What about me, she'd asked him in the hospital after Gitano, and you can't just leave me, she'd told him tonight, and he wanted her to come out and fucking say it, for once, wanted to know exactly what she wanted from him because if she'd only tell him what she wanted then maybe he could give it to her.
"That's what you think of me?" she said in a quivering voice, though he could not tell whether it was tears or rage that made her words come out so unsteady. "You think I'm that selfish?"
"I think you're lonely," he said. "But you don't have to be."
His hand was still wrapped around her upper arm, fingers digging in to soft flesh, holding her close. In their bare feet he was a few inches taller and she had to tilt her chin back to look up at him, and he could see her eyes shining at him, could see her whole body shaking as she tried to keep her breathing even, tried to keep from exploding, tried to keep from making too much noise and waking McKenna up. Their whole conversation had been conducted in breathy whispers, voices quiet but burning with the heat of their emotions, and it was taking its toll on both of them, having to be so restrained.

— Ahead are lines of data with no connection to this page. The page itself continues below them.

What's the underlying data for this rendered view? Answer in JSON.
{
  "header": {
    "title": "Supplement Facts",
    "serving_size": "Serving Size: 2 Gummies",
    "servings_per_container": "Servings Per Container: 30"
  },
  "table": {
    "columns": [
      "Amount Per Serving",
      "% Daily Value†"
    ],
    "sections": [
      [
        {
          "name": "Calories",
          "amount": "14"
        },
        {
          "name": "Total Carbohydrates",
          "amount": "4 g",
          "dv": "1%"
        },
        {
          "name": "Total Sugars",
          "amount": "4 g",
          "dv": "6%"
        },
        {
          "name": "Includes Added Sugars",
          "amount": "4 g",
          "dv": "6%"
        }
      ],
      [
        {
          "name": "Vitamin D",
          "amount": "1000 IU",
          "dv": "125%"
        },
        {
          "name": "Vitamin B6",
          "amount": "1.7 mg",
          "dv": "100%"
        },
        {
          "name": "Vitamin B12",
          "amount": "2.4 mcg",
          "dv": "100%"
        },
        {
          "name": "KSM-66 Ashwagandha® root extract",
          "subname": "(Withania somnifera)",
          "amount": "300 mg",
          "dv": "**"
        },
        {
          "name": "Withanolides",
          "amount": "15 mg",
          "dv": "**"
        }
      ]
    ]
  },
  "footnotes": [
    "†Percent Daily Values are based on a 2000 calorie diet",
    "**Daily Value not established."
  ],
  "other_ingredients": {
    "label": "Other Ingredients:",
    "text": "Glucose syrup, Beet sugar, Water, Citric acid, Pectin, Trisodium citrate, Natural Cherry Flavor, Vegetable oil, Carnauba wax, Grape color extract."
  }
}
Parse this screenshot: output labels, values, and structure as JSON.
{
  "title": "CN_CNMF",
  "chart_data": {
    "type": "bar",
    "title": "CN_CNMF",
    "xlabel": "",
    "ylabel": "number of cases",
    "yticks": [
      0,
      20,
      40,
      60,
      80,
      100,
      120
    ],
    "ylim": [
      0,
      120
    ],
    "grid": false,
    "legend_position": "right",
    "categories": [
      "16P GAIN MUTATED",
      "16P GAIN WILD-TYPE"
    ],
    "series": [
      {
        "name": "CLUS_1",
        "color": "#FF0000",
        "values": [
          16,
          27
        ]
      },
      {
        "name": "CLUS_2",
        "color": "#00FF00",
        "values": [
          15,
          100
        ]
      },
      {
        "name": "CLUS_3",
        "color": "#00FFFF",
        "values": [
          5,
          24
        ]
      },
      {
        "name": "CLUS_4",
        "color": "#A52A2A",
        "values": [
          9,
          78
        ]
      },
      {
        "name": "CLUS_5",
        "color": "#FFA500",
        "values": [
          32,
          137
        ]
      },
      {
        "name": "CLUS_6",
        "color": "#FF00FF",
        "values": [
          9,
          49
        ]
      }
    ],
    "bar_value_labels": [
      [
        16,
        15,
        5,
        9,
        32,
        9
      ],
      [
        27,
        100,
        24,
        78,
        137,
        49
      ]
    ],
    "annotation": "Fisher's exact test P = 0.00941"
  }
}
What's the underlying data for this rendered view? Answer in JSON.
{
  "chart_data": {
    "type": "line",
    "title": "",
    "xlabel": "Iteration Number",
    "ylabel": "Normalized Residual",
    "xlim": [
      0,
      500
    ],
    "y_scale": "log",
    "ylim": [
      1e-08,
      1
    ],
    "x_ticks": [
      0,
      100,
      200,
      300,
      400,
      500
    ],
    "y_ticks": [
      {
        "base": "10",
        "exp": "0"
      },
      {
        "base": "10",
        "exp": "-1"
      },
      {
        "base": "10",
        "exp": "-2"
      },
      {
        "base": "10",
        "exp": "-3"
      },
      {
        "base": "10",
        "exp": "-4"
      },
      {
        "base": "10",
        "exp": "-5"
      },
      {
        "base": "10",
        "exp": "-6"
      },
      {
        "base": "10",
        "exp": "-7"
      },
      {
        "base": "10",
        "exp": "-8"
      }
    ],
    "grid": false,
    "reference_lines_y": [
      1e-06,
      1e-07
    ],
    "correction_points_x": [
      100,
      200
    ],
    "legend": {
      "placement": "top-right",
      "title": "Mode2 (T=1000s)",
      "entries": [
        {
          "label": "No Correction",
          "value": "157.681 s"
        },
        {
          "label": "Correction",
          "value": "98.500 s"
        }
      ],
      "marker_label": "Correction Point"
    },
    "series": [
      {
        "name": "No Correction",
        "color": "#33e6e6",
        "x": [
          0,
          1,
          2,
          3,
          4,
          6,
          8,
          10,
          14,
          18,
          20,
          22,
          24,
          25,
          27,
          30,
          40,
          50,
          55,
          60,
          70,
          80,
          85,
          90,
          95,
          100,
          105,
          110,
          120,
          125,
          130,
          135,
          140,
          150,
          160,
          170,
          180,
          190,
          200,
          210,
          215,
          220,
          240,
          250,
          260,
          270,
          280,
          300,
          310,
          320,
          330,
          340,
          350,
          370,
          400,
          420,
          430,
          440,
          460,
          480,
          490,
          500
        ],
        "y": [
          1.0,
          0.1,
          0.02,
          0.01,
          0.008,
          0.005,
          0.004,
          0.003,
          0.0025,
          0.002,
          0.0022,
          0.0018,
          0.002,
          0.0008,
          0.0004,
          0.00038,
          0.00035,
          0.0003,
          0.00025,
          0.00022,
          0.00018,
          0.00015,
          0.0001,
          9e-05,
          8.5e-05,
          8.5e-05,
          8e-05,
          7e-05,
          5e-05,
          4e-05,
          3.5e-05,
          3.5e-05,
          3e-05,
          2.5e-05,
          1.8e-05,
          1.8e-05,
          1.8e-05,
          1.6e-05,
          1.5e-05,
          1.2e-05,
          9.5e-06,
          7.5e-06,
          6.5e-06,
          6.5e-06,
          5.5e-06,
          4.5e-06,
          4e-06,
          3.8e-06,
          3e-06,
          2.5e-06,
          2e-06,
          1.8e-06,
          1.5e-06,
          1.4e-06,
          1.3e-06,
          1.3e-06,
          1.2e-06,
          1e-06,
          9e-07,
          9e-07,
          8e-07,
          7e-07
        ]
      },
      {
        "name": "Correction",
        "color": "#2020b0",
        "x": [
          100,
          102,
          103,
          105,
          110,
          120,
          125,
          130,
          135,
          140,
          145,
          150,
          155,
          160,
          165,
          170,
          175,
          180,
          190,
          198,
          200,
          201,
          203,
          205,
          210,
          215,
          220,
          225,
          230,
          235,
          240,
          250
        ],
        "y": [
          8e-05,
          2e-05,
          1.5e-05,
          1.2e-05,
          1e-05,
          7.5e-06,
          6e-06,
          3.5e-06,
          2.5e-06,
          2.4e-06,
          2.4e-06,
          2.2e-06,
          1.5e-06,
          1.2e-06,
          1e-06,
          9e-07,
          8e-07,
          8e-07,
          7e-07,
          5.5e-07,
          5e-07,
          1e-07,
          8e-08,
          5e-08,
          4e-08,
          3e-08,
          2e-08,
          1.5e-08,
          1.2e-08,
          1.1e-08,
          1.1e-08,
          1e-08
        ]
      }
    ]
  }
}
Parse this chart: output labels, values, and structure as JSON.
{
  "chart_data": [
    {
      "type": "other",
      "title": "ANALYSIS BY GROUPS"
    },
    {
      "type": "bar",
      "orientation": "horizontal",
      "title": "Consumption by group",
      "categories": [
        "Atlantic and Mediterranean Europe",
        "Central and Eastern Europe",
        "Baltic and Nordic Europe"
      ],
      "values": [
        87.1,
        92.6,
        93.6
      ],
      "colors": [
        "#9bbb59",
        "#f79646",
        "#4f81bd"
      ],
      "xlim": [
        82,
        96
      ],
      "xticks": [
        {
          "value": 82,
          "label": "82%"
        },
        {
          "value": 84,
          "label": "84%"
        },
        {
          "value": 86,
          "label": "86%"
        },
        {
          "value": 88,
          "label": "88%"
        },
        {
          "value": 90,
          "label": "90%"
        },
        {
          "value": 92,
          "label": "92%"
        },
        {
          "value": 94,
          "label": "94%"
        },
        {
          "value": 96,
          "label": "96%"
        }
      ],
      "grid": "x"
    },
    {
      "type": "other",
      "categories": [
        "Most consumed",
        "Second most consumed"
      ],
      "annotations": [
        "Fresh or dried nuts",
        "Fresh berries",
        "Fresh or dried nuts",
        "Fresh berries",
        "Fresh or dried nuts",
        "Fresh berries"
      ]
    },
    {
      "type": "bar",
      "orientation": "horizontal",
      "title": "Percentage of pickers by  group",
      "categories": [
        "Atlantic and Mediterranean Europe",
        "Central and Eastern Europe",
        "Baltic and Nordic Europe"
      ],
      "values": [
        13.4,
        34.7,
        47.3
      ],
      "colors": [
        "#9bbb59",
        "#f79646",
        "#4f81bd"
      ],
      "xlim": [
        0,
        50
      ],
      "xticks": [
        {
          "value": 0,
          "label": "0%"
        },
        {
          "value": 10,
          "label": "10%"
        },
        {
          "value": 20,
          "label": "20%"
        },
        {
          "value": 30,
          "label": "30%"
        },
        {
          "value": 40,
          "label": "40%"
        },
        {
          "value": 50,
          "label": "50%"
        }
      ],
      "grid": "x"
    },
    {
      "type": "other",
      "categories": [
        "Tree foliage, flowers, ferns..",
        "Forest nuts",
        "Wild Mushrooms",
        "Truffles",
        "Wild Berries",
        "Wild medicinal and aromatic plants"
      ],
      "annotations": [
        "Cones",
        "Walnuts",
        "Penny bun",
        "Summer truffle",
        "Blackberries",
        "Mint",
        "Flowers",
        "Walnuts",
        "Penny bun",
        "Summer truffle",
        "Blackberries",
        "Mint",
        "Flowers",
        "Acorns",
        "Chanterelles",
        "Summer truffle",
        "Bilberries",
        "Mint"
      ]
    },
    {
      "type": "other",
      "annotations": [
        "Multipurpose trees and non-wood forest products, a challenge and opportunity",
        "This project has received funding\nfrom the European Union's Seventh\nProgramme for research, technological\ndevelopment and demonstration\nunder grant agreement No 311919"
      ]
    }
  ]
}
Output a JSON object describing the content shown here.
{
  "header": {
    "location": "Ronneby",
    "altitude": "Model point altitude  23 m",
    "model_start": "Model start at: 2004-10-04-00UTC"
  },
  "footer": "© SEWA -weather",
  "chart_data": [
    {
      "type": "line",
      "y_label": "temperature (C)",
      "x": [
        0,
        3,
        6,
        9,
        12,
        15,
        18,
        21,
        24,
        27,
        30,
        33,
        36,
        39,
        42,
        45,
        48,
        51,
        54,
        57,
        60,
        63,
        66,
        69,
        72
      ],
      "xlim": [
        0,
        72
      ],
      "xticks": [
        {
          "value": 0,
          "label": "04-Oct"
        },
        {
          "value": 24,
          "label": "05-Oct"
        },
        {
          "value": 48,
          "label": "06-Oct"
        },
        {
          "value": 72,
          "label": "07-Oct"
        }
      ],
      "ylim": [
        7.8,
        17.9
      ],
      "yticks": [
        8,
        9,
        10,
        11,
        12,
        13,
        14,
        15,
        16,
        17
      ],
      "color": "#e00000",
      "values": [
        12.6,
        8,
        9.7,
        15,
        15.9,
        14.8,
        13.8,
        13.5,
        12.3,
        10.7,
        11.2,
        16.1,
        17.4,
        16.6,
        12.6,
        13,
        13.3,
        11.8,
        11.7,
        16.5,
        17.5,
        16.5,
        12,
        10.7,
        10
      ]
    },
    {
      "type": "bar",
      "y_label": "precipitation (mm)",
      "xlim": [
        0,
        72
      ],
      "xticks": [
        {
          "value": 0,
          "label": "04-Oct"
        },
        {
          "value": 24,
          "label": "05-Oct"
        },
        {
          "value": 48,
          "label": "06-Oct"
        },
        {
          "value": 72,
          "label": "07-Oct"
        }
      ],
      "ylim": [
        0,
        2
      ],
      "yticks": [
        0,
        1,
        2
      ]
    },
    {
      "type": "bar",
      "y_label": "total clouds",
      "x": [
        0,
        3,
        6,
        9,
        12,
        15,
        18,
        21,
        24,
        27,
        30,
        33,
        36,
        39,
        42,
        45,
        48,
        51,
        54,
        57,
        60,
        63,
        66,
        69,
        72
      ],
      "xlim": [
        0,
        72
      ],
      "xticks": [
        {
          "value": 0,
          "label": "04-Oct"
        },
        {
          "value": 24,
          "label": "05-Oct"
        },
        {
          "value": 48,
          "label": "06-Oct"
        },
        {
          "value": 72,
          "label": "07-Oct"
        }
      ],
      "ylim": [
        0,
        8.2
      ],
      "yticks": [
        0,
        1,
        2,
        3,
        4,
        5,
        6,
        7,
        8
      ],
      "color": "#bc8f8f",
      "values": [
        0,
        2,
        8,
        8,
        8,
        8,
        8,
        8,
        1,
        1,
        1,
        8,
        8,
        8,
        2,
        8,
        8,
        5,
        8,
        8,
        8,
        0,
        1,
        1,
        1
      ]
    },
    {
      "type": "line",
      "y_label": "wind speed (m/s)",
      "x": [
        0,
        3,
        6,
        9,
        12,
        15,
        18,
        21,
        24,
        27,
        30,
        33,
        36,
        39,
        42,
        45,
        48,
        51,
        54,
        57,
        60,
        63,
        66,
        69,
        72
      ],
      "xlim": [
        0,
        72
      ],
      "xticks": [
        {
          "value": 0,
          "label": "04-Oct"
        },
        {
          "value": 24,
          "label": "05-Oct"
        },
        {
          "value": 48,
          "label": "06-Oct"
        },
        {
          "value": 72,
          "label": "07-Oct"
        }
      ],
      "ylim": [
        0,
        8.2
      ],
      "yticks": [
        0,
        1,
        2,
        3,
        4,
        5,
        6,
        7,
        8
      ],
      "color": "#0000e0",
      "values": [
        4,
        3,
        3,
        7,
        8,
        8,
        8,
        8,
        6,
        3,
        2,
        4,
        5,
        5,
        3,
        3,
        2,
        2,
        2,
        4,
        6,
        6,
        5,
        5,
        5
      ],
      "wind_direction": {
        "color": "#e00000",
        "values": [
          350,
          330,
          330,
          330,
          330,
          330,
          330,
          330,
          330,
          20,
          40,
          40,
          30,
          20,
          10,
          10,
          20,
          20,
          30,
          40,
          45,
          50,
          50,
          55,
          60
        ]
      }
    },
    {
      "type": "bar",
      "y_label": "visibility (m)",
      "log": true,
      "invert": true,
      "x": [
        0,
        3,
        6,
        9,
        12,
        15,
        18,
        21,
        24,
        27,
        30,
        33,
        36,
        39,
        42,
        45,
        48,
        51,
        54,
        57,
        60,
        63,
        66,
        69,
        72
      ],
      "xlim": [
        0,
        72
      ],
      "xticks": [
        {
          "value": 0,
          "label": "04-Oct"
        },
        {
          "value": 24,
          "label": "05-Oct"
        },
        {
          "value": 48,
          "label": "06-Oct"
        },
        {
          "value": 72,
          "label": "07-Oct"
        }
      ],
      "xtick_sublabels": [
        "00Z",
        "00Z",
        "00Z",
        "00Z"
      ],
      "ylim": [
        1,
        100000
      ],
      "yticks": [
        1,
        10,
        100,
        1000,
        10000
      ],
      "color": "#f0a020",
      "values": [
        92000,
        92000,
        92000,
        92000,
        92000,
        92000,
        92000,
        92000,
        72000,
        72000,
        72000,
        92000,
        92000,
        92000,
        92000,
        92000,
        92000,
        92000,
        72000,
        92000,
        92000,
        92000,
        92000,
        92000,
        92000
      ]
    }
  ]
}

"Yes, I do," she told him sadly. "That's all I'm ever gonna be."
It broke something inside him, hearing those words from her. The quiet acceptance of her lot in life, the resignation to the idea that she would, always, be alone, the total lack of fight from a woman he knew possessed the heart and the strength and the fire to take on hell itself, it shattered him. In that moment, he broke, and he did the only thing he could think of, the only thing he could do.
He used his hold on her arm to pull her closer, and sank his mouth over hers.